0

I need to create a query in an sqlite database using DB Browser. The columns are: state, measure_id, measure_name, score. All of the data has been input as strings. I can cast the score strings as decimal, however the problem is that some of the values for the score column are numeric and some are actual string values (such as "high" etc). I need to ignore the REAL string values in my output. Also, I need to calculate the standard deviation (as well as min,max,avg) for each measure_id.

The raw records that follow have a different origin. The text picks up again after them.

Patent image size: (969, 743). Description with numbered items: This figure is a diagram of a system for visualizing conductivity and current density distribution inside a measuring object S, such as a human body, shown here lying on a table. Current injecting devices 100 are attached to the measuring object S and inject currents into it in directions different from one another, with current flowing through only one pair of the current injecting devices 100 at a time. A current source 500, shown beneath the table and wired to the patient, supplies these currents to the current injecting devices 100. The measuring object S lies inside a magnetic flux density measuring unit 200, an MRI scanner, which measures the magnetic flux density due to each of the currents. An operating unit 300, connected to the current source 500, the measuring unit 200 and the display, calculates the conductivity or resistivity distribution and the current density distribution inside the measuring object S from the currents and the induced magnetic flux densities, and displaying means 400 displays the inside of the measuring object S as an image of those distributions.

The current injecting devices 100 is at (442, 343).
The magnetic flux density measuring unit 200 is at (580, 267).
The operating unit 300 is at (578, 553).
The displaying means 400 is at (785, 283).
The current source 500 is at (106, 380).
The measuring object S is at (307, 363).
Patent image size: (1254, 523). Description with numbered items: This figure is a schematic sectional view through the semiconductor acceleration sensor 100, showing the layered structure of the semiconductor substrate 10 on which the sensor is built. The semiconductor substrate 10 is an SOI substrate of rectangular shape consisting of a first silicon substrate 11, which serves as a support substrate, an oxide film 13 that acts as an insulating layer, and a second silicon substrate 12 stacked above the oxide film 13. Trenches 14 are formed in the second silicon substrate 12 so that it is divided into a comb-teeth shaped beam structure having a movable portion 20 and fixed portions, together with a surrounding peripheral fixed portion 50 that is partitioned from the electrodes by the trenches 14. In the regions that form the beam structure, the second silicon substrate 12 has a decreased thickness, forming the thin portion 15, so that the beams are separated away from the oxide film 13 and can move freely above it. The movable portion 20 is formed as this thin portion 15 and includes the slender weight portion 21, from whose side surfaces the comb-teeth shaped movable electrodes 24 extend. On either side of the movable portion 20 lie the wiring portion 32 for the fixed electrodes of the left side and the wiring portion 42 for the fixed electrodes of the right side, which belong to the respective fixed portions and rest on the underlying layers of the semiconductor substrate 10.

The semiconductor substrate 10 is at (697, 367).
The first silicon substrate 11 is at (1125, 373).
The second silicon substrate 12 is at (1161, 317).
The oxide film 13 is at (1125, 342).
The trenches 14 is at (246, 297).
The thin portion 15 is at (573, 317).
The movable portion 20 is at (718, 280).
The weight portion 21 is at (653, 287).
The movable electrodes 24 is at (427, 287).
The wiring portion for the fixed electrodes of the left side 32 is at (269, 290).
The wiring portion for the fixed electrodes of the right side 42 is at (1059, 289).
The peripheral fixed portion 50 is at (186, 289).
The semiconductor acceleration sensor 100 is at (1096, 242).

How can I ignore the real string values and calculate the standard deviation?

Here is some sample data:

sample 1: AL, ID1, Ident, 52
sample 2: TX, ID2, Foo, High
sample 3: MI, ID3, Bar, 21

(I want to select only sample 1 and 3, and then cast the strings as int and calculate stdev)

Vamsi Prabhala
  • 48,685
  • 4
  • 36
  • 58
zsad512
  • 1,097
  • 1
  • 11
  • 14

1 Answers1

0

If the values are never 0, you can do:

select avg(cast(value as decimal))
from t
where cast(value as decimal) > 0;

The standard deviation is a bit trickier to calculate. You can use the defining formula, but SQLite doesn't even have a square root function.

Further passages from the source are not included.